Today the human genome has been fully sequenced. And the enormous quantity of data that is contained within the DNA molecules makes it possible to analyse relationships between species. Researchers at the Bioinformatics Centre (BiRC) are developing methods to deal with the large quantities of data.
A broad perspective approach and the correct methods are required in order to obtain reliable results from the data contained in the human genome. Asger Hobolth, Assoc. Prof. at the Department of Mathematical Sciences at Aarhus University and affiliated to BiRC, explains:
“The methods that we have developed are able to scan through the whole genome and in this way give very reliable indications of the relationship between the humans, the chimpanzee, the gorilla and the orang-utan, for example. By comparing the DNA from the different species we can identify a number of patterns that can be used in our statistical analyses”.

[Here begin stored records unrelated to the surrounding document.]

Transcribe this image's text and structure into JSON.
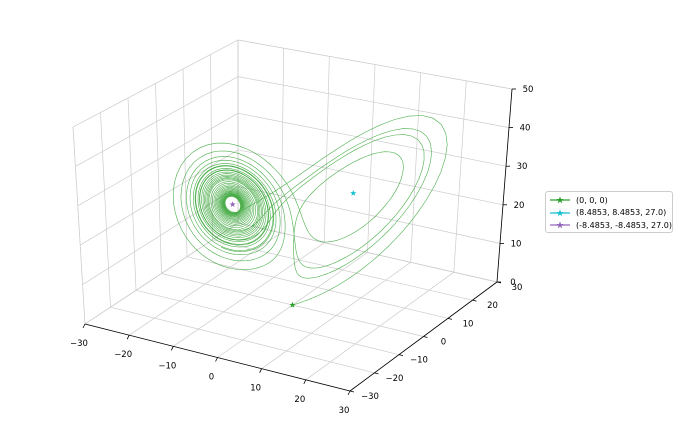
{
  "chart_data": {
    "type": "line3d",
    "title": "",
    "xlabel": "",
    "ylabel": "",
    "zlabel": "",
    "xlim": [
      -30,
      30
    ],
    "ylim": [
      -30,
      30
    ],
    "zlim": [
      0,
      50
    ],
    "xticks": [
      -30,
      -20,
      -10,
      0,
      10,
      20,
      30
    ],
    "yticks": [
      -30,
      -20,
      -10,
      0,
      10,
      20,
      30
    ],
    "zticks": [
      0,
      10,
      20,
      30,
      40,
      50
    ],
    "grid": true,
    "legend_position": "right",
    "trajectory": {
      "system": "Lorenz (sigma=10, rho=28, beta=8/3)",
      "start": [
        0.1,
        0,
        0
      ],
      "color": "#2ca02c"
    },
    "series": [
      {
        "name": "(0, 0, 0)",
        "color": "#2ca02c",
        "points": [
          [
            0,
            0,
            0
          ]
        ]
      },
      {
        "name": "(8.4853, 8.4853, 27.0)",
        "color": "#17becf",
        "points": [
          [
            8.4853,
            8.4853,
            27.0
          ]
        ]
      },
      {
        "name": "(-8.4853, -8.4853, 27.0)",
        "color": "#9467bd",
        "points": [
          [
            -8.4853,
            -8.4853,
            27.0
          ]
        ]
      }
    ]
  }
}
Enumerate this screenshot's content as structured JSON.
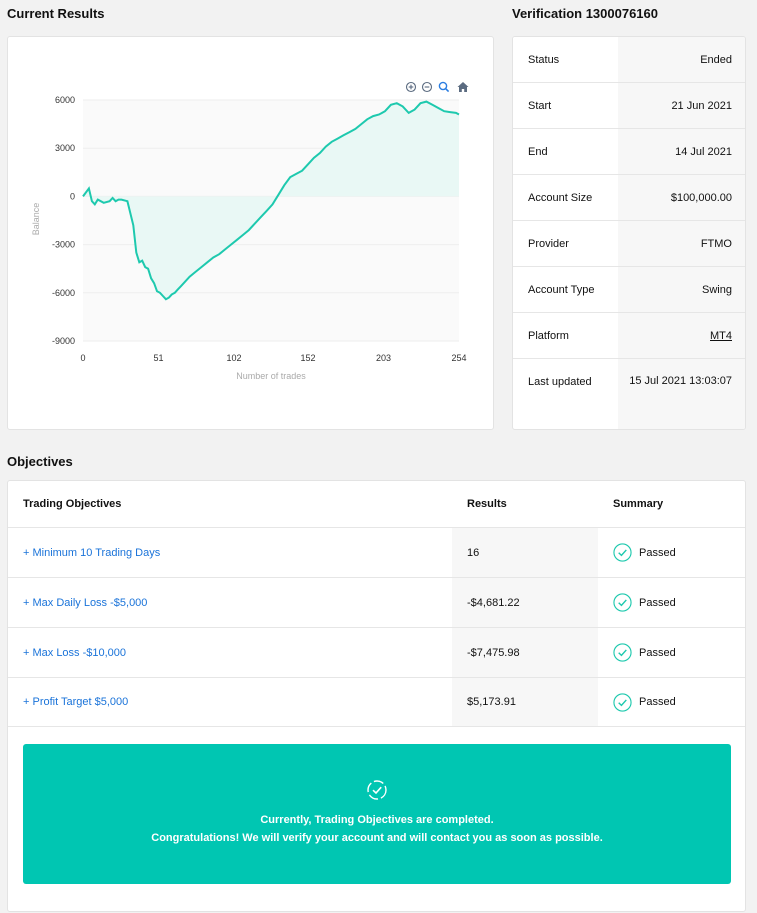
{
  "current_results": {
    "title": "Current Results",
    "toolbar": {
      "zoom_in_icon": "zoom-in-icon",
      "zoom_out_icon": "zoom-out-icon",
      "zoom_select_icon": "magnifier-icon",
      "reset_icon": "home-icon"
    }
  },
  "chart_data": {
    "type": "area",
    "xlabel": "Number of trades",
    "ylabel": "Balance",
    "xlim": [
      0,
      254
    ],
    "ylim": [
      -9000,
      6000
    ],
    "x_ticks": [
      "0",
      "51",
      "102",
      "152",
      "203",
      "254"
    ],
    "y_ticks": [
      "6000",
      "3000",
      "0",
      "-3000",
      "-6000",
      "-9000"
    ],
    "line_color": "#1ec9ae",
    "fill_color": "#e9f8f5",
    "series": [
      {
        "x": [
          0,
          4,
          6,
          8,
          10,
          14,
          18,
          20,
          22,
          24,
          26,
          30,
          34,
          36,
          38,
          40,
          42,
          44,
          46,
          48,
          50,
          52,
          54,
          56,
          58,
          60,
          62,
          64,
          66,
          68,
          72,
          76,
          80,
          84,
          88,
          92,
          96,
          100,
          104,
          108,
          112,
          116,
          120,
          124,
          128,
          132,
          136,
          140,
          144,
          148,
          152,
          156,
          160,
          164,
          168,
          172,
          176,
          180,
          184,
          188,
          192,
          196,
          200,
          204,
          208,
          212,
          216,
          220,
          224,
          228,
          232,
          236,
          240,
          244,
          248,
          252,
          254
        ],
        "y": [
          0,
          500,
          -300,
          -500,
          -200,
          -400,
          -300,
          -100,
          -300,
          -200,
          -200,
          -300,
          -1800,
          -3500,
          -4100,
          -4000,
          -4400,
          -4500,
          -5100,
          -5400,
          -5900,
          -6000,
          -6200,
          -6400,
          -6300,
          -6100,
          -6000,
          -5800,
          -5600,
          -5400,
          -5000,
          -4700,
          -4400,
          -4100,
          -3800,
          -3600,
          -3300,
          -3000,
          -2700,
          -2400,
          -2100,
          -1700,
          -1300,
          -900,
          -500,
          100,
          700,
          1200,
          1400,
          1600,
          2000,
          2400,
          2700,
          3100,
          3400,
          3600,
          3800,
          4000,
          4200,
          4500,
          4800,
          5000,
          5100,
          5300,
          5700,
          5800,
          5600,
          5200,
          5400,
          5800,
          5900,
          5700,
          5500,
          5300,
          5250,
          5200,
          5100
        ]
      }
    ]
  },
  "verification": {
    "title": "Verification 1300076160",
    "rows": [
      {
        "label": "Status",
        "value": "Ended"
      },
      {
        "label": "Start",
        "value": "21 Jun 2021"
      },
      {
        "label": "End",
        "value": "14 Jul 2021"
      },
      {
        "label": "Account Size",
        "value": "$100,000.00"
      },
      {
        "label": "Provider",
        "value": "FTMO"
      },
      {
        "label": "Account Type",
        "value": "Swing"
      },
      {
        "label": "Platform",
        "value": "MT4"
      },
      {
        "label": "Last updated",
        "value": "15 Jul 2021 13:03:07"
      }
    ]
  },
  "objectives": {
    "title": "Objectives",
    "headers": {
      "objective": "Trading Objectives",
      "results": "Results",
      "summary": "Summary"
    },
    "rows": [
      {
        "name": "+ Minimum 10 Trading Days",
        "result": "16",
        "summary": "Passed"
      },
      {
        "name": "+ Max Daily Loss -$5,000",
        "result": "-$4,681.22",
        "summary": "Passed"
      },
      {
        "name": "+ Max Loss -$10,000",
        "result": "-$7,475.98",
        "summary": "Passed"
      },
      {
        "name": "+ Profit Target $5,000",
        "result": "$5,173.91",
        "summary": "Passed"
      }
    ],
    "check_color": "#1ec9ae",
    "banner": {
      "icon": "check-badge-icon",
      "line1": "Currently, Trading Objectives are completed.",
      "line2": "Congratulations! We will verify your account and will contact you as soon as possible.",
      "color": "#00c6b2"
    }
  }
}
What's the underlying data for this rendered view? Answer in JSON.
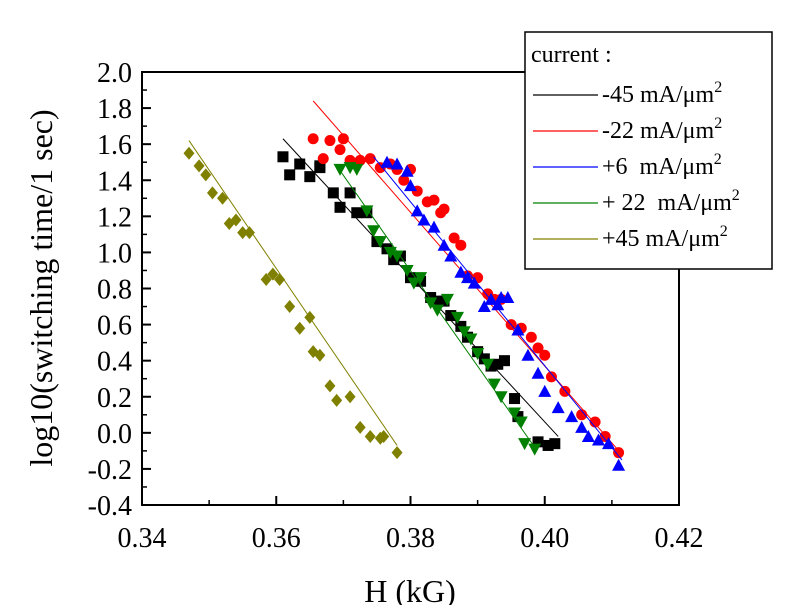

However, dealing with the large quantities of data is not an easy task:
“The algorithm of the method is very simple, otherwise we wouldn’t be able to analyse so much data. Genetics and statistics are the more complicated areas. The input to the algorithm is a table with 36 states and 2 billion positions and the output is a number of very large tables that can be used to define the probability of a relationship between two species”, explains Assoc. Prof. at BiRC, Thomas Mailund.
It can take up to 100 CPU days if the algorithm is executed on BiRC’s own machines. If this is to be made more efficient, we borrow computer power from other research institutes and the CPU time can be reduced to “only” a week.
This is why people are different
The original aim of the method was to establish a date for speciation, for example when humans and chimpanzees separated into independent species from their common ancestor. Other methods are available, but the method developed at BiRC can be used to substantiate the conclusions that have been reached using a different method. The most sensational result that the method has thrown up to now is to make it highly probable that the human species is only 4-5 million years old and not 5-7 million as many people have until now assumed.
Mikkel Schierup, biologist at BiRC, explains:
“Using DNA sequencing, we can now say something about why people are different. And we can also say something about the risk of developing different diseases. Similarly, we can look at the DNA information of related species and in the historical perspective say something about the original species’ “risk” of developing into a human. And this actually puts us in a position to say something about how natural selection functioned around the time of speciation.”
When we have established the probability of a relationship between species the perspectives are broad, according to Mikkel Schierup. As an example, he mentions a theory that researchers at the Broad Institute, which is collaboration between MIT and Harvard, have put forward:
“Researchers at the Broad Institute believe that during the phase in which the human and chimpanzee species separated there occurred a certain degree of “hybridisation” where the two future species continued to reproduce. Eventually as additional data becomes available, we will be able to use our method to verify this claim.